Les différentes stratégies du nucléaire en Europe : l’actualité en France et en Allemagne
Alors que le 26 avril à Paris, les conclusions du débat public consacré à la construction de six nouveaux réacteurs EPR de deuxième génération ont été rendues publiques ; en Allemagne, la fermeture des trois dernières centrales nucléaires le 15 avril a définitivement mis fin à l’atome dans le pays.
En France, lors des rencontres organisées entre octobre 2022 et févier 2023, une des préoccupations des citoyens était la gestion des déchets nucléaires dans son centre d’enfouissement des déchets radioactifs Cigéo. Et pour cause, le représentant de l’Agence pour la gestion des déchets radioactifs (Andra) a annoncé en janvier que, si ces six nouveaux réacteurs étaient construits, « l’emprise [du centre Cigéo] serait en gros augmentée entre 20 et 40%, suivant la politique de recyclage ».
Les conclusions de la Commission particulière du débat public (CPDP) ont également mis en lumière la question sensible qu’est l’enjeu de sobriété. En effet, plusieurs participant·e·s craignent que relancer le nucléaire s’accompagne de la promotion de nos modes de vie actuels, basés sur la croissance et la consommation, au lieu de mener une réelle réflexion sur notre modèle économique énergivore. La Commission note également une certaine hypocrisie de ce débat public, car le Sénat a voté le projet de loi sur l’accélération du nucléaire en janvier 2023, et l’Assemblée Nationale l’a adopté en mars, soit avant la fin du débat public, projet qui supprime pourtant l’objectif de réduire de 50% le nucléaire dans le mix électrique français (actuellement le nucléaire représente 70% du mix électrique français).
Qu’en est-il outre-Rhin ? Alors que l’Allemagne est félicitée par Greenpeace et d’autres ONG environnementales d’avoir fermé ses trois dernières centrales nucléaires le 15 avril dernier, certains questionnent sa stratégie de se débarrasser d’une source d’énergie qui émet moins de CO2 que les énergies fossiles. Cependant, il est important de noter que le nucléaire ne représentait plus que 6% dans le mix énergétique allemand, rien à voir avec les 40% du mix énergétique français. Ce qui compte donc pour l’Allemagne est de savoir par quoi elle va remplacer ces 6% de capacité nucléaire.

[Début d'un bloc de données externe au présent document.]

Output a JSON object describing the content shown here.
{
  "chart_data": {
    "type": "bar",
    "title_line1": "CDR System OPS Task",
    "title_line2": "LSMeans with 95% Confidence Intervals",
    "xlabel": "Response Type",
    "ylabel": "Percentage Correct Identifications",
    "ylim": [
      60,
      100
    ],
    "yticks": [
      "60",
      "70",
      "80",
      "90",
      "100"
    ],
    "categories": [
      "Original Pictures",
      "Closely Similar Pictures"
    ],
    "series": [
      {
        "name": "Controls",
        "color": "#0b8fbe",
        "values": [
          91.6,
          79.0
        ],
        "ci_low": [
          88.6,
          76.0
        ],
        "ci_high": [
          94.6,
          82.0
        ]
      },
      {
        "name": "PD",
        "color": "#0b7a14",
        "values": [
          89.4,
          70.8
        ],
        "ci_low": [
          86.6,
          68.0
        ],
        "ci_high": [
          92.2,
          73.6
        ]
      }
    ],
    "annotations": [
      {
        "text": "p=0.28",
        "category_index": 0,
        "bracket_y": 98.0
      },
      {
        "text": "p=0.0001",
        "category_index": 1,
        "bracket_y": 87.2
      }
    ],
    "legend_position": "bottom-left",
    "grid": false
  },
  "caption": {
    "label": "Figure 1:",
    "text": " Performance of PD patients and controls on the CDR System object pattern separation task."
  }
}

Même si le ministre de l’Economie et du Climat Robert Habeck assure que le pays pourra compter sur 80% d’énergies renouvelables d’ici à 2030, la réalité est pour l’instant très différente. Avec la guerre en Ukraine et la dépendance de l’Allemagne au gaz russe, le pays a décidé de rouvrir deux centrales à charbon, une source d’énergie très émettrice en gaz à effet de serre et en particules fines. Même si la sortie du nucléaire est planifiée depuis longtemps en Allemagne et n’est pas à débattre, peut-être que le prolongement de quelques années des trois centrales nucléaires, tel qu’imaginé par Angela Merkel avant de se raviser, qui alimentaient 3 millions de foyers en électricité, aurait été une bonne idée.